Subcutaneous implantation of microencapsulated cells overexpressing α-L-iduronidase for mucopolysaccharidosis type I treatment.

Mucopolysaccharidosis type I (MPS I) is caused by a deficiency of α-L-iduronidase (IDUA), resulting in accumulation of glycosaminoglycans (GAG) in lysosomes. Microencapsulation of recombinant cells is a promising gene/cell therapy approach that could overcome the limitations of the current available treatments. In the present study we produced alginate-poly-L-lysine-alginate (APA) microcapsules containing recombinant cells overexpressing IDUA, which were implanted in the subcutaneous space of MPS I mice in order to evaluate their potential effect as a treatment for this disease.
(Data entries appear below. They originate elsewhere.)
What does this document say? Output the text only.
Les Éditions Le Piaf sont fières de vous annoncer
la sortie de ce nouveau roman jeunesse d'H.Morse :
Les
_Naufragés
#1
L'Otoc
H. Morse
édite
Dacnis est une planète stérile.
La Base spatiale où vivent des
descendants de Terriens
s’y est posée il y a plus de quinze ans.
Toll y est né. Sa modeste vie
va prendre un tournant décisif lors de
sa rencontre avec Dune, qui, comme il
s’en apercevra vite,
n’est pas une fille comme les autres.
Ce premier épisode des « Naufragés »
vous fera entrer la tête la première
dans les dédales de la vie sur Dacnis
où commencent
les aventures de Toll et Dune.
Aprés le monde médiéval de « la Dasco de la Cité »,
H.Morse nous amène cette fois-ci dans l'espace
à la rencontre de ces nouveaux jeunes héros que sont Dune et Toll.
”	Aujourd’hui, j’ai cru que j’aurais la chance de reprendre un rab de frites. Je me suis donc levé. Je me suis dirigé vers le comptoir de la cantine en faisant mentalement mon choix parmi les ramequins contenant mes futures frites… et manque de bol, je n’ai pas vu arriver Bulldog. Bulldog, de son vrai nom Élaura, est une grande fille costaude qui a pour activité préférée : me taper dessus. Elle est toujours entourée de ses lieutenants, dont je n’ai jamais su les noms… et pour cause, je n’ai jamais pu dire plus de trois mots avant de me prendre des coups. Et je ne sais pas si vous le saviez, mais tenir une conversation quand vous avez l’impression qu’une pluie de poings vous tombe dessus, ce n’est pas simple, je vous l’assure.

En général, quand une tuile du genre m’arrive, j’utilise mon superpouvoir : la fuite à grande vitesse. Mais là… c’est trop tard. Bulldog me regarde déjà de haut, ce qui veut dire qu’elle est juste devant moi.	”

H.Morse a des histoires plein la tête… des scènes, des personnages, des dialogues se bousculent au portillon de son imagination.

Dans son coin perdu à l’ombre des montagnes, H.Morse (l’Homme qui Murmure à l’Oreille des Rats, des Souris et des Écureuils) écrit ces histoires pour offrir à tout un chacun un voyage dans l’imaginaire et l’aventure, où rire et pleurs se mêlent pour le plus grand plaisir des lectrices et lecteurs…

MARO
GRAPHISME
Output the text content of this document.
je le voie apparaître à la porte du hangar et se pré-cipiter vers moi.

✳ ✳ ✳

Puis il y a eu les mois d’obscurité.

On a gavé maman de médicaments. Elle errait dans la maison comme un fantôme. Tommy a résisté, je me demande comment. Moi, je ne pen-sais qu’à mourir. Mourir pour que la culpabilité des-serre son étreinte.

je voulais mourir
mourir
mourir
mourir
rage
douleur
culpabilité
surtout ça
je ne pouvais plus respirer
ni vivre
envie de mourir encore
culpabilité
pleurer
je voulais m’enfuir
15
APA microcapsules enclosing genetically modified Baby Hamster Kidney cells overexpressing IDUA were produced and implanted in the subcutaneous space of 4-month-old MPS I mice (Idua ^-/- ). Treatment was performed using two cell concentrations: 8.3 × 10 ⁷ and 8.3 × 10 ⁶  cells/mL. Untreated MPS I and normal mice were used as controls. Microcapsules were retrieved and analyzed after treatment. Increased IDUA in the liver, kidney and heart was detected 24 h postimplantation. After 120 days, higher IDUA activity was detected in the liver, kidney and heart, in both groups, whereas GAG accumulation was reduced only in the high cell concentration group. Microcapsules analysis showed blood vessels around them, as well as inflammatory cells and a fibrotic layer. Microencapsulated cells were able to ameliorate some aspects of the disease, indicating their potential as a treatment. To achieve better performance of the microcapsules, improvements such as the modulation of inflammatory response are suggested.